Ndongo Samba Sylla : Il faut déjà aborder cette question de manière générale. C’est ce que l’on fait dans le premier chapitre de notre livre : on rappelle que le système représentatif n’est pas la démocratie. Il peut y avoir des conquêtes démocratiques, mais la nature de ce système politique n’est pas démocratique. Nulle part dans le monde. Dans le cas du Sénégal, on ne peut pas parler d’une démocratie car celle-ci n’a jamais été dans les pratiques politiques des élites, ni dans le fonctionnement des institutions. Le Conseil constitutionnel, par exemple, a rarement été du côté du peuple.
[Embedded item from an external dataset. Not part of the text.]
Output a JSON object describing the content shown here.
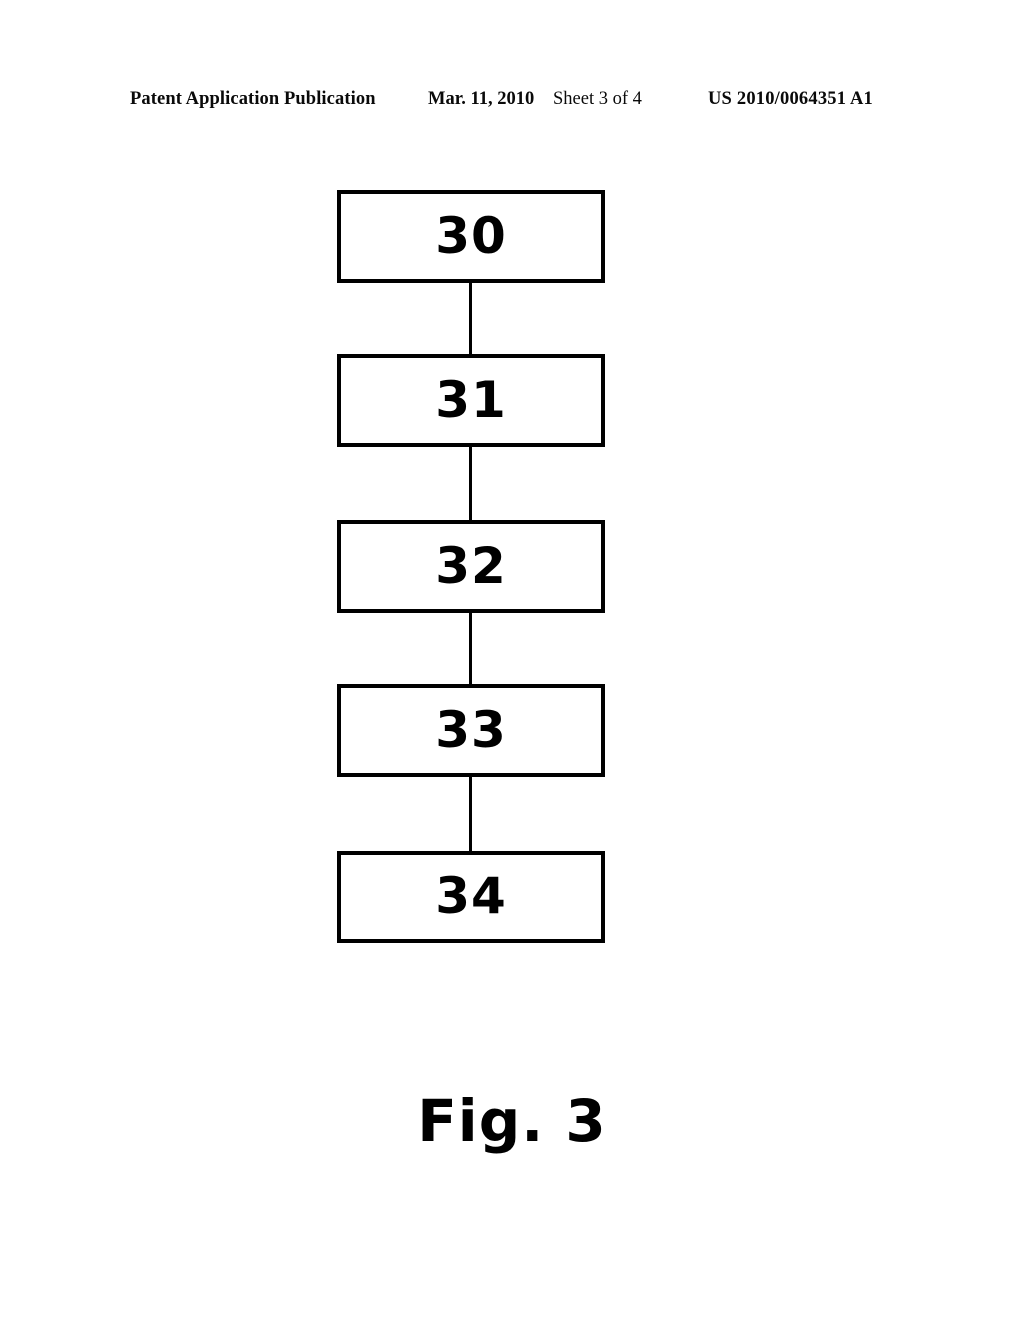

À chaque fois qu’un président voulait quelque chose – comme en 2012, quand Abdoulaye Wade a voulu faire un troisième mandat – ses membres ont dit : « oui c’est valide ». L’esprit démocratique au Sénégal se retrouve dans les luttes des Sénégalais pour conquérir et défendre leurs droits, pas dans les institutions.

Les Sénégalais aiment bien se croire exceptionnels, mais ils ne le sont pas. On confond démocratie et stabilité politique. Or mon analyse de la stabilité politique du Sénégal est qu’elle tient à deux raisons, et aucune n’est due à un soi-disant exceptionnalisme qui serait lié au fait que l’on voterait dans ce pays depuis le XVIIIe siècle ! La première raison est que l’on n’a jamais eu de dirigeant au pouvoir qui ait contesté le pacte colonial. Le seul à l’avoir fait, c’est Mamadou Dia, en 1962. Il voulait emprunter une voie nationaliste. Mais la France était derrière Léopold Sédar Senghor, et Jacques Foccart [le conseiller Afrique de Charles de Gaulle, NDLR] a estimé qu’il était alors temps d’en finir avec Dia. La France a soutenu Senghor. Aucun des présidents qui lui ont succédé – ni Abdou Diouf, ni Abdoulaye Wade, ni Macky Sall – n’a contesté ce système. Aucun n’a remis en cause les bases militaires, le franc CFA, etc.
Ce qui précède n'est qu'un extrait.